Là, se pose la question de l’objectif de la démarche. Les journaux font peut-être cela dans un but publicitaire afin de se donner l’apparence d’investigateurs sourcilleux et soucieux de l’émergence de la vérité ? Les plateaux télévisés et leurs éditions spéciales répondent clairement à notre interrogation par une autre question: Fillon peut-il rester dans la course ? N’oublions pas notre petite étude sociologique du début. Pourquoi Fillon devrait-il partir selon vous ? Vous me direz: parce que ceux qui l’ont élu à la primaire et ceux qui semblent vouloir le placer au second tour de la présidentielle seraient amenés à penser que Fillon n’est pas digne de confiance pour mener le pays. Mais avez-vous vraiment l’impression que c’est le cas ? Pas moi. Les sondages restent plutôt corrects (même s’il y a un impact, c’est indéniable). Une bonne partie semble toujours croire, en bon français qu’ils sont, que cette affaire n’est pas de nature à altérer la confiance qu’ils placent dans leur candidat pour réaliser l’intérêt général. Et ça fait quand même un français sur cinq. Il n’y a donc pas lieu de discuter de la question de son retrait puisque la révélation de l’affaire n’a pas eu cet impact. 
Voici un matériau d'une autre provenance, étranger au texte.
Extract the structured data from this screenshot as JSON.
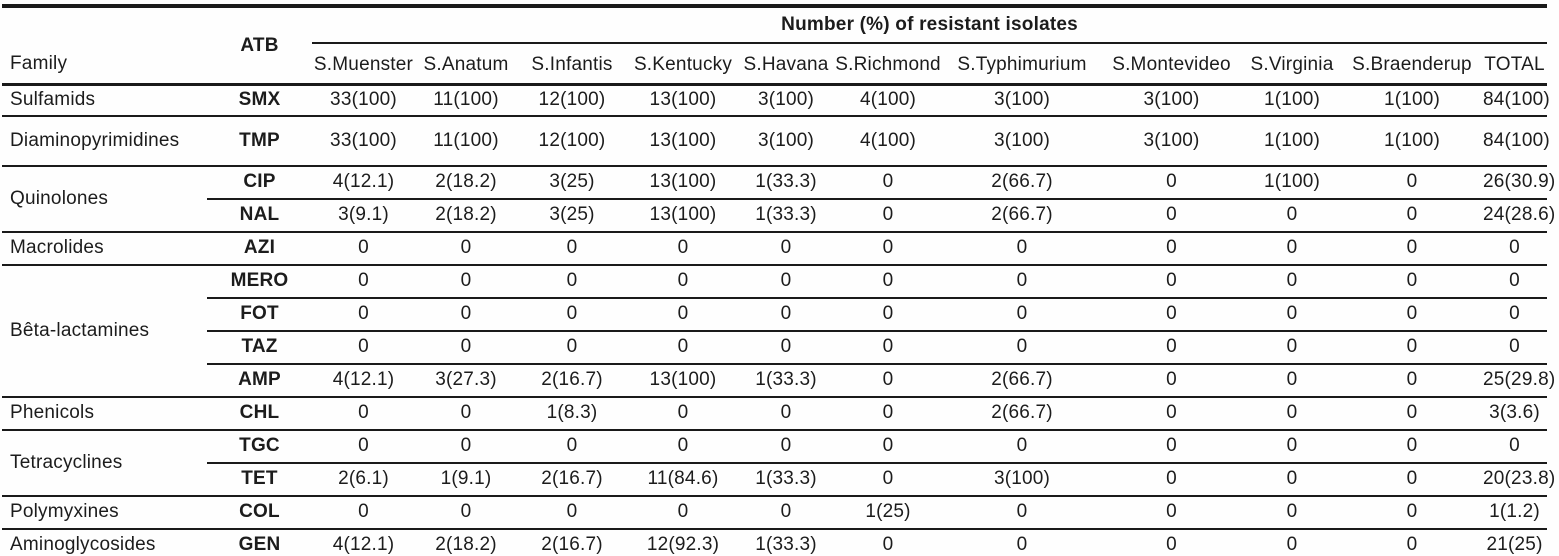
{
  "table": {
    "span_header": "Number (%) of resistant isolates",
    "family_header": "Family",
    "atb_header": "ATB",
    "serotype_headers": [
      "S.Muenster",
      "S.Anatum",
      "S.Infantis",
      "S.Kentucky",
      "S.Havana",
      "S.Richmond",
      "S.Typhimurium",
      "S.Montevideo",
      "S.Virginia",
      "S.Braenderup",
      "TOTAL"
    ],
    "groups": [
      {
        "family": "Sulfamids",
        "rows": [
          {
            "atb": "SMX",
            "values": [
              "33(100)",
              "11(100)",
              "12(100)",
              "13(100)",
              "3(100)",
              "4(100)",
              "3(100)",
              "3(100)",
              "1(100)",
              "1(100)",
              "84(100)"
            ]
          }
        ]
      },
      {
        "family": "Diaminopyrimidines",
        "rows": [
          {
            "atb": "TMP",
            "values": [
              "33(100)",
              "11(100)",
              "12(100)",
              "13(100)",
              "3(100)",
              "4(100)",
              "3(100)",
              "3(100)",
              "1(100)",
              "1(100)",
              "84(100)"
            ]
          }
        ]
      },
      {
        "family": "Quinolones",
        "rows": [
          {
            "atb": "CIP",
            "values": [
              "4(12.1)",
              "2(18.2)",
              "3(25)",
              "13(100)",
              "1(33.3)",
              "0",
              "2(66.7)",
              "0",
              "1(100)",
              "0",
              "26(30.9)"
            ]
          },
          {
            "atb": "NAL",
            "values": [
              "3(9.1)",
              "2(18.2)",
              "3(25)",
              "13(100)",
              "1(33.3)",
              "0",
              "2(66.7)",
              "0",
              "0",
              "0",
              "24(28.6)"
            ]
          }
        ]
      },
      {
        "family": "Macrolides",
        "rows": [
          {
            "atb": "AZI",
            "values": [
              "0",
              "0",
              "0",
              "0",
              "0",
              "0",
              "0",
              "0",
              "0",
              "0",
              "0"
            ]
          }
        ]
      },
      {
        "family": "Bêta-lactamines",
        "rows": [
          {
            "atb": "MERO",
            "values": [
              "0",
              "0",
              "0",
              "0",
              "0",
              "0",
              "0",
              "0",
              "0",
              "0",
              "0"
            ]
          },
          {
            "atb": "FOT",
            "values": [
              "0",
              "0",
              "0",
              "0",
              "0",
              "0",
              "0",
              "0",
              "0",
              "0",
              "0"
            ]
          },
          {
            "atb": "TAZ",
            "values": [
              "0",
              "0",
              "0",
              "0",
              "0",
              "0",
              "0",
              "0",
              "0",
              "0",
              "0"
            ]
          },
          {
            "atb": "AMP",
            "values": [
              "4(12.1)",
              "3(27.3)",
              "2(16.7)",
              "13(100)",
              "1(33.3)",
              "0",
              "2(66.7)",
              "0",
              "0",
              "0",
              "25(29.8)"
            ]
          }
        ]
      },
      {
        "family": "Phenicols",
        "rows": [
          {
            "atb": "CHL",
            "values": [
              "0",
              "0",
              "1(8.3)",
              "0",
              "0",
              "0",
              "2(66.7)",
              "0",
              "0",
              "0",
              "3(3.6)"
            ]
          }
        ]
      },
      {
        "family": "Tetracyclines",
        "rows": [
          {
            "atb": "TGC",
            "values": [
              "0",
              "0",
              "0",
              "0",
              "0",
              "0",
              "0",
              "0",
              "0",
              "0",
              "0"
            ]
          },
          {
            "atb": "TET",
            "values": [
              "2(6.1)",
              "1(9.1)",
              "2(16.7)",
              "11(84.6)",
              "1(33.3)",
              "0",
              "3(100)",
              "0",
              "0",
              "0",
              "20(23.8)"
            ]
          }
        ]
      },
      {
        "family": "Polymyxines",
        "rows": [
          {
            "atb": "COL",
            "values": [
              "0",
              "0",
              "0",
              "0",
              "0",
              "1(25)",
              "0",
              "0",
              "0",
              "0",
              "1(1.2)"
            ]
          }
        ]
      },
      {
        "family": "Aminoglycosides",
        "rows": [
          {
            "atb": "GEN",
            "values": [
              "4(12.1)",
              "2(18.2)",
              "2(16.7)",
              "12(92.3)",
              "1(33.3)",
              "0",
              "0",
              "0",
              "0",
              "0",
              "21(25)"
            ]
          }
        ]
      }
    ]
  },
  "colors": {
    "text": "#1c1c1c",
    "line": "#1a1a1a",
    "background": "#ffffff"
  }
}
Pourquoi diable alors persévérer à parler d’une affaire dont on a déjà soupé du matin au soir depuis deux semaines ? Parce que les journalistes aimeraient (et ils ne sont pas les seuls) que nous soyons américains. Ils aimeraient tant que, comme nos cousins d’outre-atlantique, on vilipende un candidat qui n’a pas la probité nécessaire pour accéder au pouvoir. Mais le problème de la bonne morale, c’est qu’avec les moyens de communication modernes elle devient vite une arme politique redoutable. Aux USA, on connait ça depuis très longtemps et dès qu’un candidat est mal aimé d’un journal du bord opposé ou de son bailleur de fonds, il se fait défoncer. C’était le cas du Watergate avec Nixon. Vous avez surement entendu parlé de cette histoire et vous vous dites: « mon Dieu, quelle horreur ce Nixon, il a commis une des pires fautes de l’histoire de la politique américaine », parce que vous faites référence au fait qu’il fit écouter le parti démocrate en prévision de la campagne présidentielle à laquelle il se présentait. Pourtant, les écoutes et espionnages divers ont toujours été l’apanage des campagnes américaines. Au moment de la révélation du scandal d’Obama, qui avait mis sur écoute tout le peuple américain et les dirigeants des pays alliés des Etats-Unis, personne n’a sérieusement envisagé de pousser le locataire de la Maison Blanche à la démission. Les médias progressistes et Obama vivaient une idylle. Nixon, c’était toute autre chose. Lui était très attaché à cette Amérique populaire conservatrice dont le magistère moral était en train de s’effondrer sous les coups de boutoir de la révolution progressiste qui grondait à cette époque. Nixon a bien d’avantage payé son conservatisme, ses accents paternalistes et la guerre au Viet-Nam que le Watergate en devant se résigner à quitter le pouvoir.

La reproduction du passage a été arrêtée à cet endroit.